ただし、社会保険の「106万円の壁」「130万円の壁」は今回の改正対象外。税と社保では制度が異なるため、それぞれの“壁”を正しく理解することが大切です。
また、今回の改正は所得税のみで住民税は変わっていません。年収100万円を超えると住民税がかかることになります。
「年収の壁」は税金だけでなく、社会保険(健康保険・厚生年金)にも関係します。多くの人が気にするのが「106万円の壁」と「130万円の壁」です。
130万円を超えると、パートやアルバイトでも社会保険に加入が必要になることがあります。
ただし、勤務先の規模によってはそれより早く加入が必要になる場合があります。
たとえば、従業員101人以上の企業で週20時間以上働き、年収が106万円以上ある場合などが対象です(学生を除く)。
さらに、今後の年金制度改革では「106万円」という年収要件の撤廃や、従業員100人以下の企業でも同様にパート・アルバイトの方の加入範囲が広がる事が検討されています。
今年の改正で年収160万円までは所得税がかからなくなりました。ここで注意したいのが、「年収160万円までは、所得税もかからないし、家族の扶養に入れる」と勘違いしてしまう点です。
家族の扶養に入れるラインは改正前が年収103万円で、今回の改正で、このラインは「123万円」にしかなっていません。
ただし、大学生等(19歳〜23歳未満)の子は、年収が123万円を超えても、年収150万円までは親は63万円の扶養控除が使えます。
また、年収150万円を超えても控除額がすぐ0にはならず、段階的に控除額が減っていき、年収188万円を超えると0円になります。
「年収150万円を超えると、夫の税金が増える」——。この“150万円の壁”という言葉を耳にしたことがあるかもしれません。
この制度は、配偶者控除(配偶者の収入が103万円以下の場合)と、配偶者特別控除(103〜201万円までの収入に応じて段階的に控除)の仕組みによるものです。
2025年の改正により、所得の計算方法が変わり、年収160万円前後までであれば控除の満額(38万円)が受けられるケースが増えました。
ただし、配偶者特別控除を受けられる最大ライン(年収201万円)については、今回変更はありません。配偶者特別控除を受けられる範囲は狭くなったこととなります。
今回の税制改正で大きく見直されたのは「税金に関する壁」です。特に「103万円の壁」「150万円の壁」に該当するケースに影響があります。

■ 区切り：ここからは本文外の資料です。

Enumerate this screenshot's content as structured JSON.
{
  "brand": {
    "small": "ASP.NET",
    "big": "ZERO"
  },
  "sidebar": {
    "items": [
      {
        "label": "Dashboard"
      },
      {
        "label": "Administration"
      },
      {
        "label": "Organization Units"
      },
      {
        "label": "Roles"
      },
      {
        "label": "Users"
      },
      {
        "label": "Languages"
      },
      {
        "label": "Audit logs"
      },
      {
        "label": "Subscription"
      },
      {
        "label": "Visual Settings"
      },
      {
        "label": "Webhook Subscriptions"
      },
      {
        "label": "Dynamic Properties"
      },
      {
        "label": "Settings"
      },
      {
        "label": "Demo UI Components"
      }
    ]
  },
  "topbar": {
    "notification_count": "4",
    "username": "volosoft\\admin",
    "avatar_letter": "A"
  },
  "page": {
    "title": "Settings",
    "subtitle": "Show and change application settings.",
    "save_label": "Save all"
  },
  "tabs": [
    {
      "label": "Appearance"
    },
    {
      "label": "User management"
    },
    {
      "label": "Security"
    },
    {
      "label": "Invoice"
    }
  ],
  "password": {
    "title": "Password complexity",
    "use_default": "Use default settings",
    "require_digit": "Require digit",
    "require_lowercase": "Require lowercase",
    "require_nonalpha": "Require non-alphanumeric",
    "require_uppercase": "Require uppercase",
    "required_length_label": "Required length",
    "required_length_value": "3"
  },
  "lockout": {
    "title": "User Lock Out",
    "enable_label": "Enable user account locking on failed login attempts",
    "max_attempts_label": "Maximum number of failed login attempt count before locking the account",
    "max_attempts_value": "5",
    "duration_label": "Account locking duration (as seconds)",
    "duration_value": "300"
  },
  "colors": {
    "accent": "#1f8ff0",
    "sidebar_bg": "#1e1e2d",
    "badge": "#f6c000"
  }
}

基礎控除・給与所得控除が引き上げられ、本人の所得税がかからないラインは160万円まで拡大しました。
また、扶養控除の判定基準も一部緩和され、「103万円超でも扶養対象になる」ケースが広がりました。
ただし、社会保険の「106万円」「130万円」の壁には今回手が入っておらず、制度全体を正しく理解しておくことが重要です。